Numa primeira fase, o projeto incidiu sobre todas as entidades gestoras de água “em baixa” em Portugal (287 em 2014). Recolheram-se os estatutos disponíveis destas entidades (272) e fez-se uma análise das regras aplicáveis a casos de não pagamento e às condições necessárias para usufruir de tarifas especiais (social, família numerosa, outras), bem como das regras relativas à recuperação de custos adotadas por essas mesmas entidades (quando existentes). Enviou-se um pequeno inquérito a todas as entidades gestoras de água para obter dados relativos ao impacto da crise, pedindo que, da sua experiência, nos informassem da perceção que tinham relativamente ao aumento, manutenção ou diminuição do número de avisos de corte por falta de pagamento, e de cortes efetivos (exclusivamente a agregados familiares) entre 2010 e 2014. [A constatação prévia da inexistência destes dados sistematizados implicou trabalhar com perceções, permitindo apenas a identificação de tendências.]

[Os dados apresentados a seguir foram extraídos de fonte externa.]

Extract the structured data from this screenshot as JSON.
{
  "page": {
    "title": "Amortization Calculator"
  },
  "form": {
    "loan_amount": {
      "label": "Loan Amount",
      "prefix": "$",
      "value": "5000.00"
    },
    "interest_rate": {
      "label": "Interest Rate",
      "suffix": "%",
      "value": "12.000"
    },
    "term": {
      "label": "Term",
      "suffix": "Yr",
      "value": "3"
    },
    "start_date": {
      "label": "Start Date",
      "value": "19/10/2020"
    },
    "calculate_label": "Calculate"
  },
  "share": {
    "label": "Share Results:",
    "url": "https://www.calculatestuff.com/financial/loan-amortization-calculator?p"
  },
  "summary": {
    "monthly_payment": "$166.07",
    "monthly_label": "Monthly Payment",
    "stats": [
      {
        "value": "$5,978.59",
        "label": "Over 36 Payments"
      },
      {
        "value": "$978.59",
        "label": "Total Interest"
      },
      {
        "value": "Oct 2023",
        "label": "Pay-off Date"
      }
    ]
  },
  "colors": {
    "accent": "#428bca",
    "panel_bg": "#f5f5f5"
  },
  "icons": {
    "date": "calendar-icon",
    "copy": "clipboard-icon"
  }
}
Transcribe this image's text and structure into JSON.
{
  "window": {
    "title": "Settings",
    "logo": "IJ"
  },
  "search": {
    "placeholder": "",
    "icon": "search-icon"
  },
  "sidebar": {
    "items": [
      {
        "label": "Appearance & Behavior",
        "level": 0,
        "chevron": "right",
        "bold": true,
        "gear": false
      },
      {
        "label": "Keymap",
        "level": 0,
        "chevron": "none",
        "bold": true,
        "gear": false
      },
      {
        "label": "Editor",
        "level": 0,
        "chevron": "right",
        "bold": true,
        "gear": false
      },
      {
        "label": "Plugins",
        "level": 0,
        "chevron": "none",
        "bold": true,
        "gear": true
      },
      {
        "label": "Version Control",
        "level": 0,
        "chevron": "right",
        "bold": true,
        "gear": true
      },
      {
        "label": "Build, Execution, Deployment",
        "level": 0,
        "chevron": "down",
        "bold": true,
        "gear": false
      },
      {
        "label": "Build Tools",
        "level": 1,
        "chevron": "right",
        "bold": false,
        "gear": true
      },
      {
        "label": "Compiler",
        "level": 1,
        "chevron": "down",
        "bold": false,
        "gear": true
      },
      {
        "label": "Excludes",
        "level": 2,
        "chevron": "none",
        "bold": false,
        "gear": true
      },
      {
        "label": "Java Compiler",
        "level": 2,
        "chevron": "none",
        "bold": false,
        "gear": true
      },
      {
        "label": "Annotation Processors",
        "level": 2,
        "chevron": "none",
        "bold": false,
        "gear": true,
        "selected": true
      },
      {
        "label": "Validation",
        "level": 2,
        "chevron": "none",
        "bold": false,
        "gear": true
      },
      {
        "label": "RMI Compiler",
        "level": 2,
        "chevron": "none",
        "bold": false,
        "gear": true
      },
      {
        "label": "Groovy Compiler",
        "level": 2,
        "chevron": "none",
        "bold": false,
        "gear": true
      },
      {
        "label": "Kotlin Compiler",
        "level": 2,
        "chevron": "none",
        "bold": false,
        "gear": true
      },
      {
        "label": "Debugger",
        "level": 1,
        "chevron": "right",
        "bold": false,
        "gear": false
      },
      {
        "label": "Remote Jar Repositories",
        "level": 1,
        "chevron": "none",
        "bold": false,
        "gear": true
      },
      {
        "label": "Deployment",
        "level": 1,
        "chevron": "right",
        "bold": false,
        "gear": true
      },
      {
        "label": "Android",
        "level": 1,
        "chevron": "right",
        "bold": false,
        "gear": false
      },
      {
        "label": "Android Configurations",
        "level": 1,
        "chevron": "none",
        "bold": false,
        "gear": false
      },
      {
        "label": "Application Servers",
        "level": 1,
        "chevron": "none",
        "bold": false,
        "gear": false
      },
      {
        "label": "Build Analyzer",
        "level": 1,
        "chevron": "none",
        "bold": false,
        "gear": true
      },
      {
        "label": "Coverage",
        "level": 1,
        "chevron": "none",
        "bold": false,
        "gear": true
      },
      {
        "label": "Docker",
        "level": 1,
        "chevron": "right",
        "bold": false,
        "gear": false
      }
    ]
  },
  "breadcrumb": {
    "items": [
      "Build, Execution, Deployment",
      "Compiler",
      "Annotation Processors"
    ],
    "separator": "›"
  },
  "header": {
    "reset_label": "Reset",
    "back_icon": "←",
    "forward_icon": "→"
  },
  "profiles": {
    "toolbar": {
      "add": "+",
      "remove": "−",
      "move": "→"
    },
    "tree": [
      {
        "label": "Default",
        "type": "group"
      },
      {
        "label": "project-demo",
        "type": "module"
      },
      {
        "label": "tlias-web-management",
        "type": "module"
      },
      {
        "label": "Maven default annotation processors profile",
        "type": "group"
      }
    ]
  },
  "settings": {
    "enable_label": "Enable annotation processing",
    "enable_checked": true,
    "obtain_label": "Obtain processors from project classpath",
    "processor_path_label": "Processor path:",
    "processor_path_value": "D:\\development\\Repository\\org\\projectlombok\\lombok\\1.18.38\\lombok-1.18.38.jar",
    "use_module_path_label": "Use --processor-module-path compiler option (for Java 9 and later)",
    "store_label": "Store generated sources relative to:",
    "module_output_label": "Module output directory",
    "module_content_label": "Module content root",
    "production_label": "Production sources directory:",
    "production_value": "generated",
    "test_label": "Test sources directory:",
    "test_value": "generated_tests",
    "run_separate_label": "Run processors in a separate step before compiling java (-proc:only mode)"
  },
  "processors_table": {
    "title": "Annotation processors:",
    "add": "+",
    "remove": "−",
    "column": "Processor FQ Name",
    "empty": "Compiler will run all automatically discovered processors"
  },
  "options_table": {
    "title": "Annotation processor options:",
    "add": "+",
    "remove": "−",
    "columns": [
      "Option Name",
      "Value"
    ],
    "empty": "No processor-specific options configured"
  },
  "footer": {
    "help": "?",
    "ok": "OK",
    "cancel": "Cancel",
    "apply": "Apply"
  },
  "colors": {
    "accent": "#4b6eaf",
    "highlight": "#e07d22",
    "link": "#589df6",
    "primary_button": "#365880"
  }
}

Na segunda fase, identificaram-se entidades gestoras representativas das diferentes tipologias existentes (serviços municipais e municipalizados, empresas municipais, consórcios multimunicipais e intermunicipais, empresas/consórcios de capital misto, empresa pública estatal e concessões privadas), tendo em conta a sua localização geográfica (interior/litoral), e respetiva caraterização social, económica e política (maior/menor incidência de desemprego, maior/menor concentração de pobreza, urbana/rural, gestão municipal de diferentes partidos políticos). Nesta fase, as entidades gestoras de água do distrito de Faro e das regiões autónomas dos Açores e da Madeira não foram incluídas; as primeiras devido aos drásticos desequilíbrios sazonais da procura de água existentes e as segundas devido a limites orçamentais do projeto. Realizaram-se 43 entrevistas presenciais com funcionários/as responsáveis pela gestão destas entidades e/ou pela gestão do serviço de cobrança e/ou cortes de cada entidade gestora de água.
Como recomendação, o projeto lançou o aviso da necessidade de assegurar o princípio da universalidade do acesso à água, e que o Estado garanta a promoção, proteção e garantia do acesso universal, como Direito Humano, por parte dos utilizadores domésticos. As recomendações políticas foram enviadas para todas as entidades gestoras, bem como para a ERSAR, as associações existentes no setor e as instituições governamentais relevantes.
O que aconteceu?
O projeto determinou que, apesar da crise económica, os Municípios tendiam a assegurar o abastecimento de água, mesmo em situações de incumprimento de pagamentos e mesmo no caso de a entidade gestora ser privada, demonstrando que em Portugal as responsabilidades sociais ainda se priorizam frente às financeiras ao nível local. Apesar de tudo, esta situação não é sustentável e contraria alguns princípios de gestão da despesa pública. Acresce ainda que o Direito Humano à Água é da exclusiva responsabilidade do Estado que, neste caso, por um lado, se escudou na existência de tarifas especiais para estas situações e, por outro lado, decidiu não ser proativo, argumentando a não existência de queixas de violação desse Direito Humano.
O projeto recomendou, assim, ao governo que se assegure o princípio da universidade do acesso à água através da adoção de garantias legais que impeçam a interrupção ou recusa do abastecimento de água a utilizadores domésticos por falta de recursos financeiros. Alertando para a necessidade de se criarem instrumentos e mecanismos resilientes (eficazes e flexíveis) dirigidos a todas as entidades gestoras de água – públicas e privadas – para que estas tenham as condições necessárias para garantir a universalidade do acesso à água, independentemente da situação económica de cada agregado familiar.
Esta temática foi abordada, alguns anos depois, pela Lei 44/2017 de 19 de junho, que estabelece o princípio da não privatização do setor da água, mas que em nada altera a lógica mercantilista subjacente a este tipo de situações em momentos de exceção.